New rules are being proposed to allow meat packers to slaughter hogs at a faster rate. These new rules are designed to increase plant capacity without compromising food safety. While the effectiveness of these rules is still up for debate, one thing that’s not is the need to keep food fresh and safe for consumers.
Reviewing animals for diseases before slaughter, fighting cross-contamination and maintaining appropriate temperatures are all ways to do this. According to the USDA’s Food Safety and Inspection Service, leaving food out in temperatures that are too warm can cause bacteria to grow to dangerous levels and cause serious illness.
Specifically, the “Danger Zone” for bacteria growth is between 40 degrees Fahrenheit and 140 degrees Fahrenheit. In this zone, bacteria grows most rapidly and can double in number in as little as 20 minutes.
For suppliers, not keeping temperatures below or above this zone could cause disastrous results. At best, food would go to waste and be thrown out. At worst, the supplier would have to issue a recall and pay for damages after finding out the food made consumers ill. In order to avoid this situation, suppliers should use temperature indicators and recorders when transporting food.
These devices introduce accountability measures into the shipping and handling stages. In the event that a temperature excursion occurs, temperature indicators and recorders empower suppliers to take meaningful action to reduce the likelihood of product damage.

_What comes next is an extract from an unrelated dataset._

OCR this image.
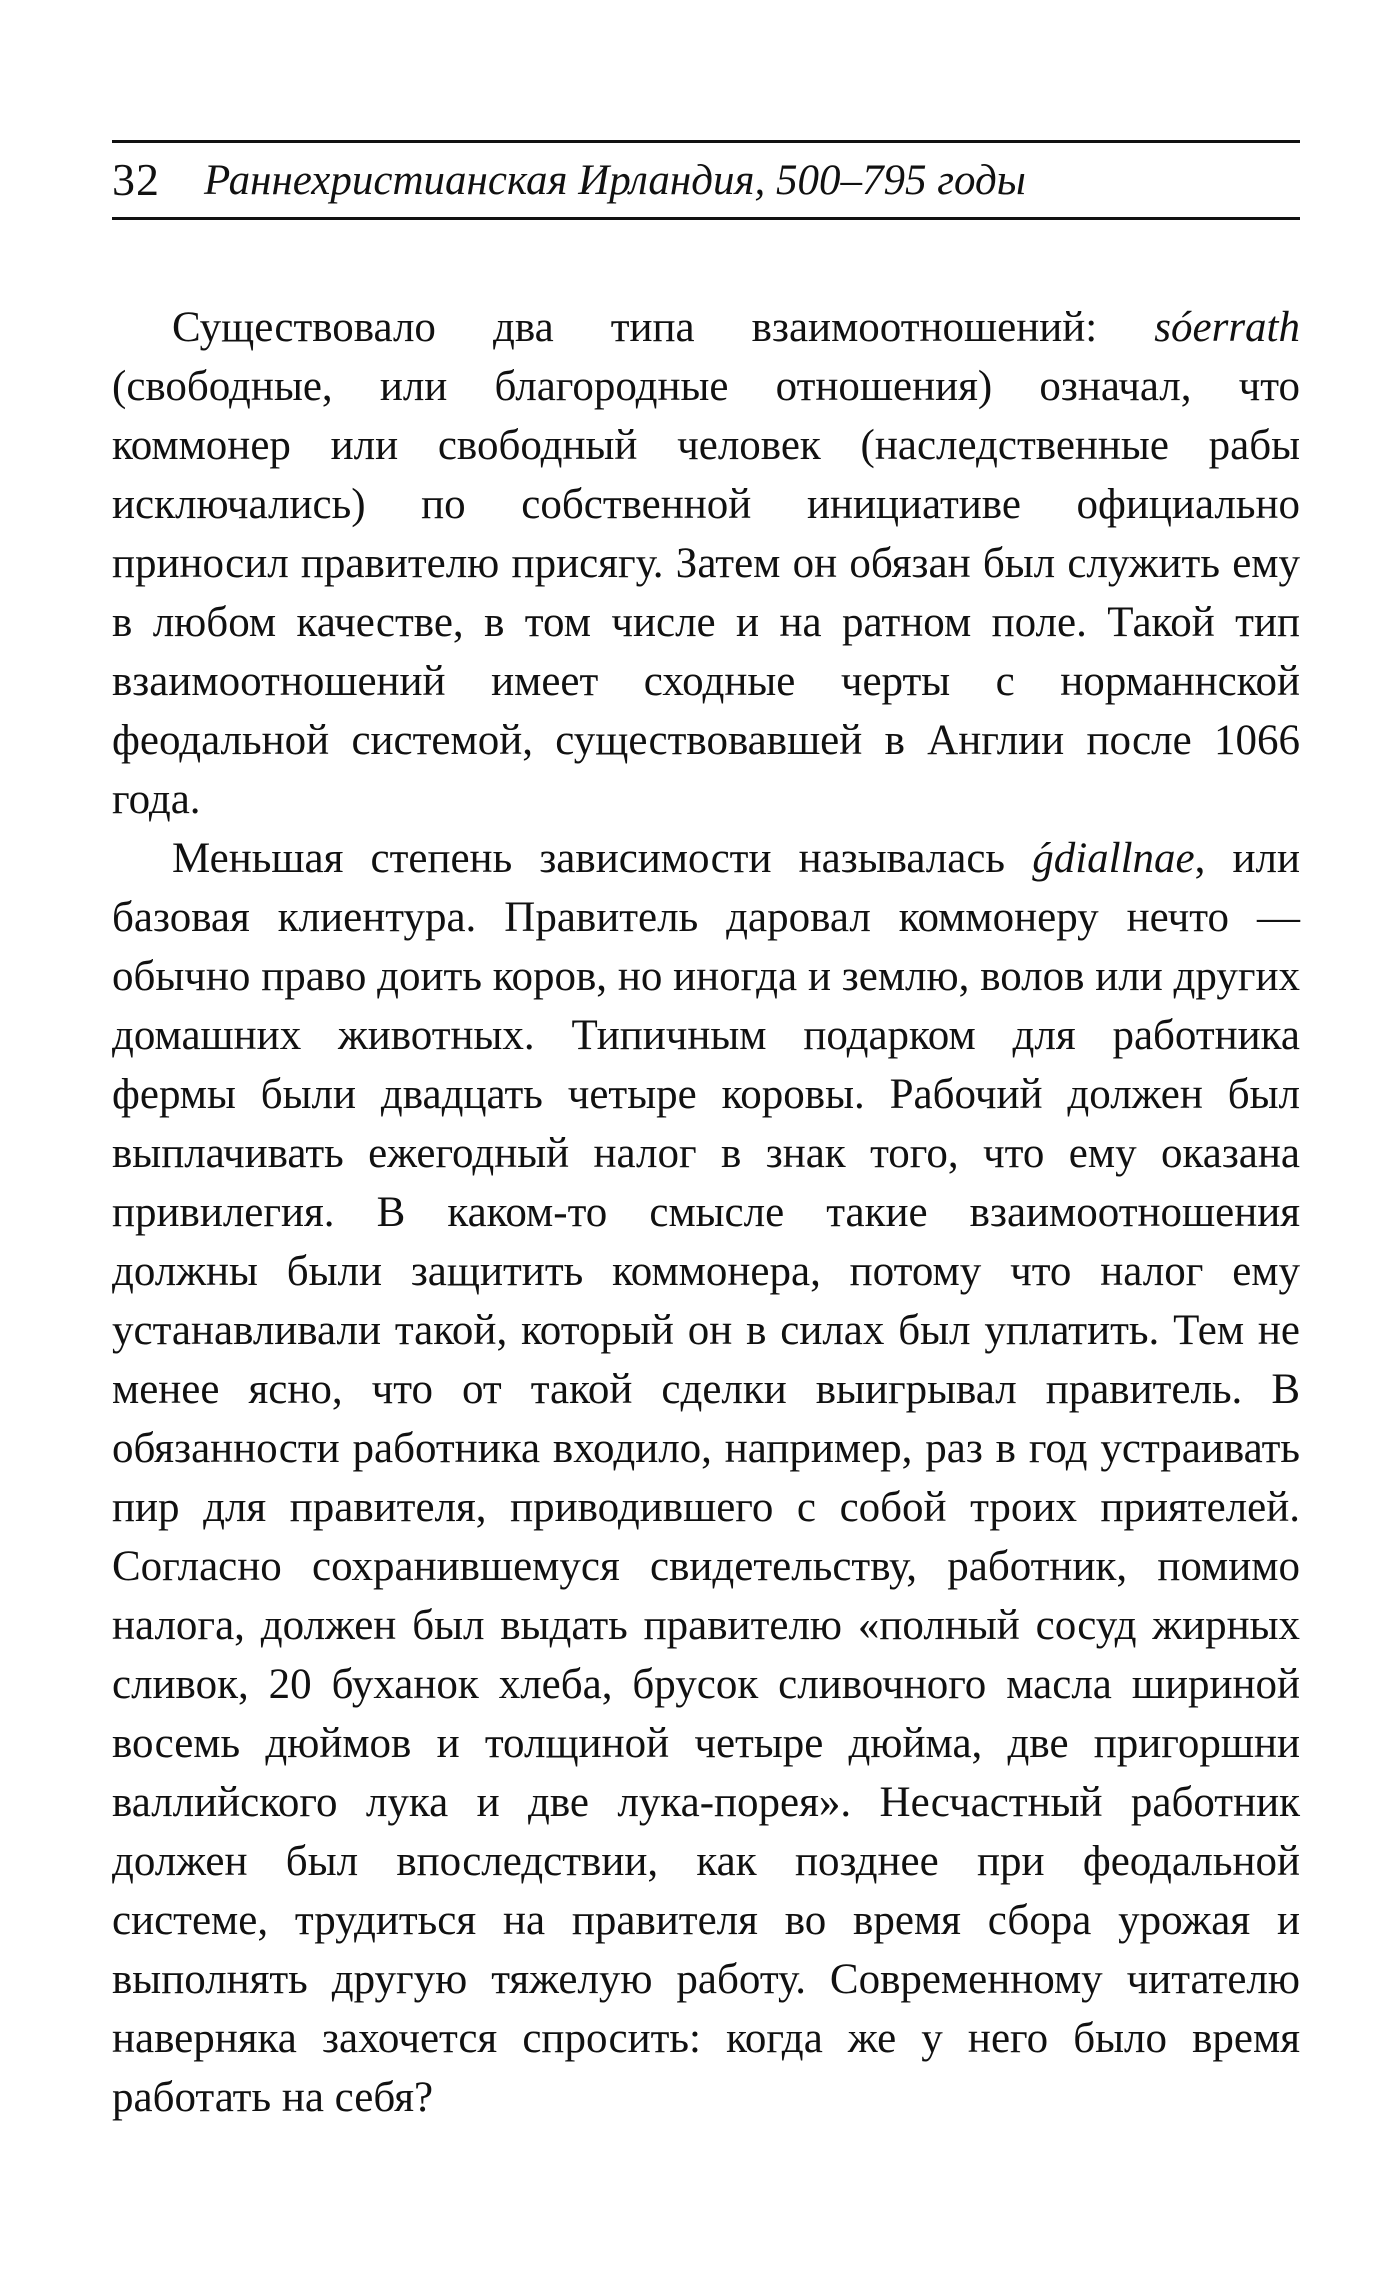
32 Раннехристианская Ирландия, 500–795 годы

Существовало два типа взаимоотношений: sóerrath (свободные, или благородные отношения) означал, что коммонер или свободный человек (наследственные рабы исключались) по собственной инициативе официально приносил правителю присягу. Затем он обязан был служить ему в любом качестве, в том числе и на ратном поле. Такой тип взаимоотношений имеет сходные черты с норманнской феодальной системой, существовавшей в Англии после 1066 года.

Меньшая степень зависимости называлась ǵdiallnae, или базовая клиентура. Правитель даровал коммонеру нечто — обычно право доить коров, но иногда и землю, волов или других домашних животных. Типичным подарком для работника фермы были двадцать четыре коровы. Рабочий должен был выплачивать ежегодный налог в знак того, что ему оказана привилегия. В каком-то смысле такие взаимоотношения должны были защитить коммонера, потому что налог ему устанавливали такой, который он в силах был уплатить. Тем не менее ясно, что от такой сделки выигрывал правитель. В обязанности работника входило, например, раз в год устраивать пир для правителя, приводившего с собой троих приятелей. Согласно сохранившемуся свидетельству, работник, помимо налога, должен был выдать правителю «полный сосуд жирных сливок, 20 буханок хлеба, брусок сливочного масла шириной восемь дюймов и толщиной четыре дюйма, две пригоршни валлийского лука и две лука-порея». Несчастный работник должен был впоследствии, как позднее при феодальной системе, трудиться на правителя во время сбора урожая и выполнять другую тяжелую работу. Современному читателю наверняка захочется спросить: когда же у него было время работать на себя?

One such indicator is SpotSee’s WarmMark. This single-use, ascending time-temperature indicator alerts users of exposure to unacceptable temperature conditions. Refrigeration equipment is not always reliable, and temperatures can vary in trailers, stacks of pallets or warehouses. Additionally, products may pass through multiple handlers during distribution, possibly enduring delays and substandard storage.
The WamMark indicator provides irreversible evidence of exposure to unacceptably warm temperature conditions, aiding in compliance with regulatory guidelines. The indicator alerts users of exposure to unacceptably high temperature conditions and provides the cumulative time of the exposure.
To use, simply place the indicator inside the insulated shipper as close to the product being monitored as possible. When the indicator is exposed to temperatures above its threshold activation temperature, a red dye will begin migrating through the run-out window, allowing the user to know how long the product was in the unacceptable condition. They can then make an informed decision on whether or not the product is still safe for consumption.
In addition to safe handling of raw meat, SpotSee’s WarmMark indicator is also applicable for chemicals, chocolate, flowers, meal delivery, pharmaceuticals, specimens and tissue samples.
Whether by land, air or sea, food must be transported at correct temperatures in order for consumers to remain healthy. Instead of using guesswork during transportation, food suppliers should use temperature indicators to ensure all items were handled with care.